Когда отдыхали в пансионате, Маслыгин, терпя его браваду, не видел в нем иного, кроме мальчишества, шелухи. Теперь интуиция подсказала: нет у паренька ничего за душой; слесарь хороший, да, но вот и все его таланты. Мало? Мало: неустойчив, ненадежен, не определился еще никак. Если уж Подлепич жалуется: греби не греби.
— Вру, — кивнул Владик и провернул вал муфты. — Это из опыта: соврешь — хлопот меньше и спрос не особый, а как с любого. Тринадцатая зарплата накрылась, с чем и можете, Виктор Матвеевич, меня поздравить.
Он, Маслыгин, подумал сразу обо всем: о Подлепиче, повозившемся с Булгаком изрядно, и о себе, не умеющем так, и о том, что, сумей даже, никакого времени не хватит возиться с каждым — у него целый цех в голове, парторганизация, десятки обязанностей, и подошел-то к Булгаку только ради летнего знакомства, и если бы спросили, чем руководствовался Булгак на собрании, какими побуждениями, он, Маслыгин, затруднился бы ответить или сказал бы, что всяко бывает: и благородство, и принцип, и зрелая мысль, и мальчишество, и спекуляция на коренных проблемах, и бывает, что вцепишься в частность, упрешься в нее, за ней теряется главное, — это опять о себе.

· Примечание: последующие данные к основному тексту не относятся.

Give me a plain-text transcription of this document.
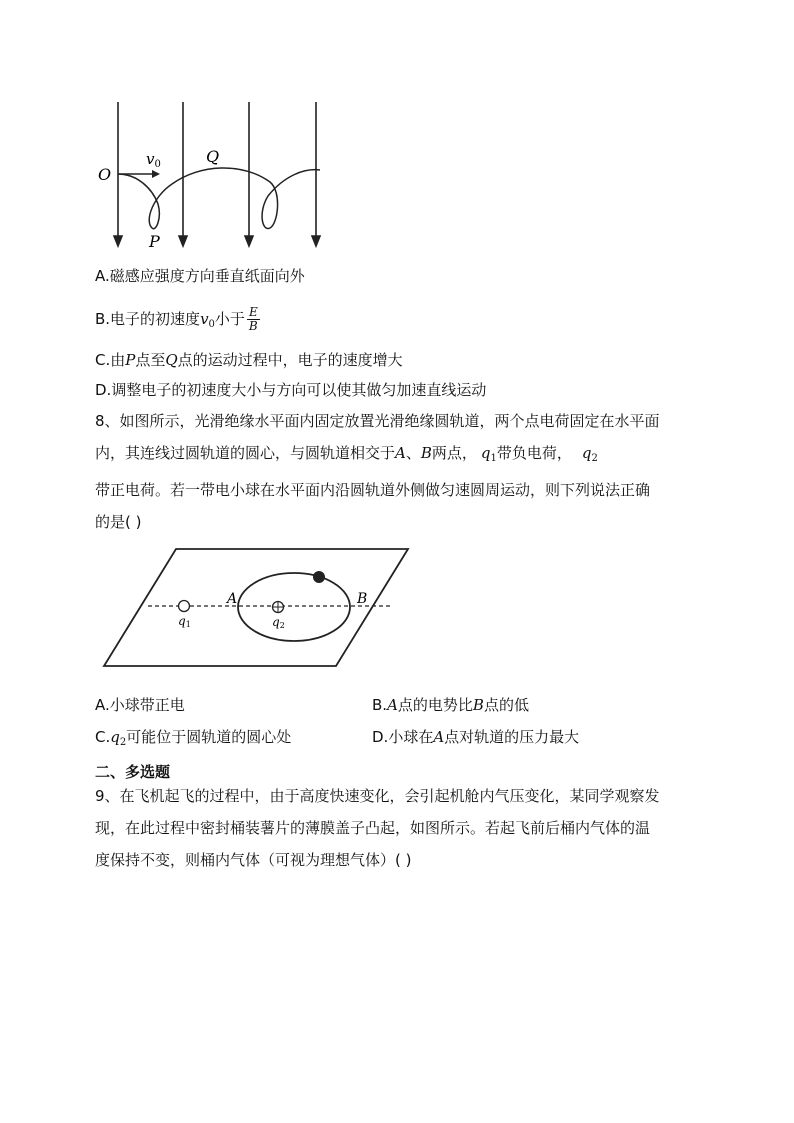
O
$v_0$	Q
P
A.磁感应强度方向垂直纸面向外
B.电子的初速度$v_0$小于 $\frac{E}{B}$
C.由P点至Q点的运动过程中，电子的速度增大
D.调整电子的初速度大小与方向可以使其做匀加速直线运动
8、如图所示，光滑绝缘水平面内固定放置光滑绝缘圆轨道，两个点电荷固定在水平面
内，其连线过圆轨道的圆心，与圆轨道相交于A、B两点， $q_1$带负电荷， $q_2$
带正电荷。若一带电小球在水平面内沿圆轨道外侧做匀速圆周运动，则下列说法正确
的是( )
A	B
q1	q2
A.小球带正电	B.A点的电势比B点的低
$C.q_2$可能位于圆轨道的圆心处	D.小球在A点对轨道的压力最大
二、多选题
9、在飞机起飞的过程中，由于高度快速变化，会引起机舱内气压变化，某同学观察发
现，在此过程中密封桶装薯片的薄膜盖子凸起，如图所示。若起飞前后桶内气体的温
度保持不变，则桶内气体（可视为理想气体）( )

— Ну, будь здоров, — сказал он сухо. — А насядут мстители, ко мне не приходи.
— Берете слова свои обратно? — ухмыльнулся Булгак.

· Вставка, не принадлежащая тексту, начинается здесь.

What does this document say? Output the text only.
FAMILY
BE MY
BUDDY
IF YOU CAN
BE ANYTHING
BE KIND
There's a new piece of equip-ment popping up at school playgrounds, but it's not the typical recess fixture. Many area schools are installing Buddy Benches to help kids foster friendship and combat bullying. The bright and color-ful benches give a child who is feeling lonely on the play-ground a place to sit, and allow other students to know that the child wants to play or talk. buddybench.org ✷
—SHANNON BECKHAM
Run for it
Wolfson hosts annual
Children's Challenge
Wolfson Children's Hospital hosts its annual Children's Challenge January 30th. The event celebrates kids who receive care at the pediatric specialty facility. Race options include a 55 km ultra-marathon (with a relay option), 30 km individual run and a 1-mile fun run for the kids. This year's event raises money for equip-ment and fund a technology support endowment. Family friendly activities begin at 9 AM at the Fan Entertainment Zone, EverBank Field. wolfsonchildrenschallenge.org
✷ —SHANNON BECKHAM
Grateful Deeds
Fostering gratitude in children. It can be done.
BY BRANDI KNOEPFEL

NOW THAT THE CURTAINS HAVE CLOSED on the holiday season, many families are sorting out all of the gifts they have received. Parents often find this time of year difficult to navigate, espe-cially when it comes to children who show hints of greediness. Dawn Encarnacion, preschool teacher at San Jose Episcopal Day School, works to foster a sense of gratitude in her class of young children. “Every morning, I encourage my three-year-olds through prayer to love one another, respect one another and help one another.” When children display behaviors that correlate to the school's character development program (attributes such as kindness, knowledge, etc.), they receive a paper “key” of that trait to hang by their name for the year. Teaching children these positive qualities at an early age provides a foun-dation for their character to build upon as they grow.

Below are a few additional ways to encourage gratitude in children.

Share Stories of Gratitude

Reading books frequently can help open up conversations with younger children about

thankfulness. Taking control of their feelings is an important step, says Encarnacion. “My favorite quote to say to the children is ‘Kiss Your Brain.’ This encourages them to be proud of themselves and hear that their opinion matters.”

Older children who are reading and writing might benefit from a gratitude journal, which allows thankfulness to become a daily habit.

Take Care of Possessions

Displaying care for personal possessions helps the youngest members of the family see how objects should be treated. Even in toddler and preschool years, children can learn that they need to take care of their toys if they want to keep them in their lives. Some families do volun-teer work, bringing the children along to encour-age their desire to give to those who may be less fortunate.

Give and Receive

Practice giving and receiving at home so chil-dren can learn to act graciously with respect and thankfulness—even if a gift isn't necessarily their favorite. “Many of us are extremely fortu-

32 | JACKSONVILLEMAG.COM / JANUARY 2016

— Беру, — сказал Маслыгин.
Он был рассеян, когда подошла к нему Светка, оповестила его, что в выходной день всей бандой собираются по грибы, а сбор, как всегда, у него — автобус рядом, и чтобы — никаких приготовлений, никаких приемов: Нины нет, соломенный вдовец, еду припасут заранее — и прямо в лес. «Не возражаешь?» — заглянула она ему в глаза.